Me voici de nouveau embarquée dans une biographie d'écrivain, ou plutôt une biographie de deux artistes, les soeurs
Virginia Woolf et
Vanessa Bell.
Extrêmement détaillée, fouillée et documentée, cette biographie prend appui sur les écrits de l'écrivaine et de ses proches mais également sur des "papiers", lettres et documents non publiés archivés dans des musées et universités ou en possession d'héritiers.
Nous pénétrons au coeur de la famille Stephen, une famille victorienne recomposée, les deux parents ayant perdu leur premier conjoint. Les deux soeurs Stephen font partie d'une fratrie de huit enfants.
L'ambiance est lourde, étouffante, les conventions sociales pesantes. Les filles restent à la maison quand leurs frères poursuivent des études à l'Université; le père, grand intellectuel, agit en véritable tyran domestique, et les demi-frères entretiennent des relations incestueuses avec leurs soeurs. Pour faire face à ces difficultés et, confrontées aux deuils proches de leur mère et de leur demi-soeur Stella qui l'a remplacée, Vanessa et Virginia concluent un pacte, trament une conspiration et décident de faire front commun contre l'adversité.
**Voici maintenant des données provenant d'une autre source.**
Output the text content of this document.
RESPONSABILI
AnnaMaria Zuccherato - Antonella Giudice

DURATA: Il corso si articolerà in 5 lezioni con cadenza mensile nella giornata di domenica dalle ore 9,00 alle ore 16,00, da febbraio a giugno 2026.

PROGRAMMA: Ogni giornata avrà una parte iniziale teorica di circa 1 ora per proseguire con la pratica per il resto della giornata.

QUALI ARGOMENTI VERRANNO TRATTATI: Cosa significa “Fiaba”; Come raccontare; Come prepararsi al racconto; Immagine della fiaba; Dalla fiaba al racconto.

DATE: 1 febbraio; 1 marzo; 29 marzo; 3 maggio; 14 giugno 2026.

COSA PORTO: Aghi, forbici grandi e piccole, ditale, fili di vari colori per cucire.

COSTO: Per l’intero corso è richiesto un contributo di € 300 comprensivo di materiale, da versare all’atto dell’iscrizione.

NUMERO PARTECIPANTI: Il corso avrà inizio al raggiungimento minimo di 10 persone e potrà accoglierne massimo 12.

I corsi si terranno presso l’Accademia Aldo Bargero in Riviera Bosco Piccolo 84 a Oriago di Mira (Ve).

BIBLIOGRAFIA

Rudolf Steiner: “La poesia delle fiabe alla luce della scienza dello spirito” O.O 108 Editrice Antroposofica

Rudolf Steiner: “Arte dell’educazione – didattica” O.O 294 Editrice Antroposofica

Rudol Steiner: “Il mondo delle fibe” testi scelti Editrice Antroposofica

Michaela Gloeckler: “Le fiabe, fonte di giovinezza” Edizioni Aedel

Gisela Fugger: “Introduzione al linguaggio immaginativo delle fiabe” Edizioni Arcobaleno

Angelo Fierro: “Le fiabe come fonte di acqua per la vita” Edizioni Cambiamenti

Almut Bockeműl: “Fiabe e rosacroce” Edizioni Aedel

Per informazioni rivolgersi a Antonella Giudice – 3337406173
Ce lien puissant sera indéfectible tout au long de leur vie.
Une relation complexe et fusionnelle unit les deux soeurs, Vanessa l'ainée, endossant après la mort de leur mère, un rôle de substitut maternel.
Les deux soeurs, viscéralement attachées l'une à l'autre, dotées de personnalités dissemblables, empruntent des voies différentes en matière de création artistique, de mode de vie, de relations avec les hommes, de féminité et de féminisme.
Vanessa, introvertie et moins intellectuelle que sa soeur, exprime peu ses émotions.
Elle s'épanouit dans la peinture, la décoration, la sexualité et les relations avec ses enfants. A l'aise dans le concret et le quotidien, elle représente la Déesse mère pour Virginia qui a perdu la sienne à l'âge de 13 ans et qui ne peut avoir d'enfants.
Et pourtant les deux soeurs, qui se sont réparties les rôles, ne sont pas à l'abri de rivalités et de jalousies, sur les plans affectifs, amoureux, et professionnels.
Elles se vouent une passion et une admiration réciproques, mais n'hésitent pas à se comparer, à se rabaisser et à se blesser en mettant le doigt sur les faiblesses et failles respectives.
Ce qui est passionnant dans l'ouvrage, c'est bien sûr l'histoire croisée de ces deux grandes artistes qui sont à l'origine du groupe de Bloomsbury, mais c'est aussi l'influence réciproque qu'
elles ont eue sur le plan artistique, et notamment celle de Vanessa, au travers de ses recherches form
elles en peinture, sur l'écriture de sa soeur.
Jane Dunn nous livre une solide composition, construite et étayée, un peu longue, autour de l'histoire familiale et de la personnalité des soeurs.
Son intérêt est de nous faire partager les vies entrelacées de deux créatrices géniales et industrieuses, deux femmes en quête d'émancipation en ce début de XXème siècle, et de nous faire découvrir l'oeuvre de Vanessa, moins célèbre que Virginia.
Au final, ce livre relate l'histoire émouvante d'un amour fou entre deux soeurs.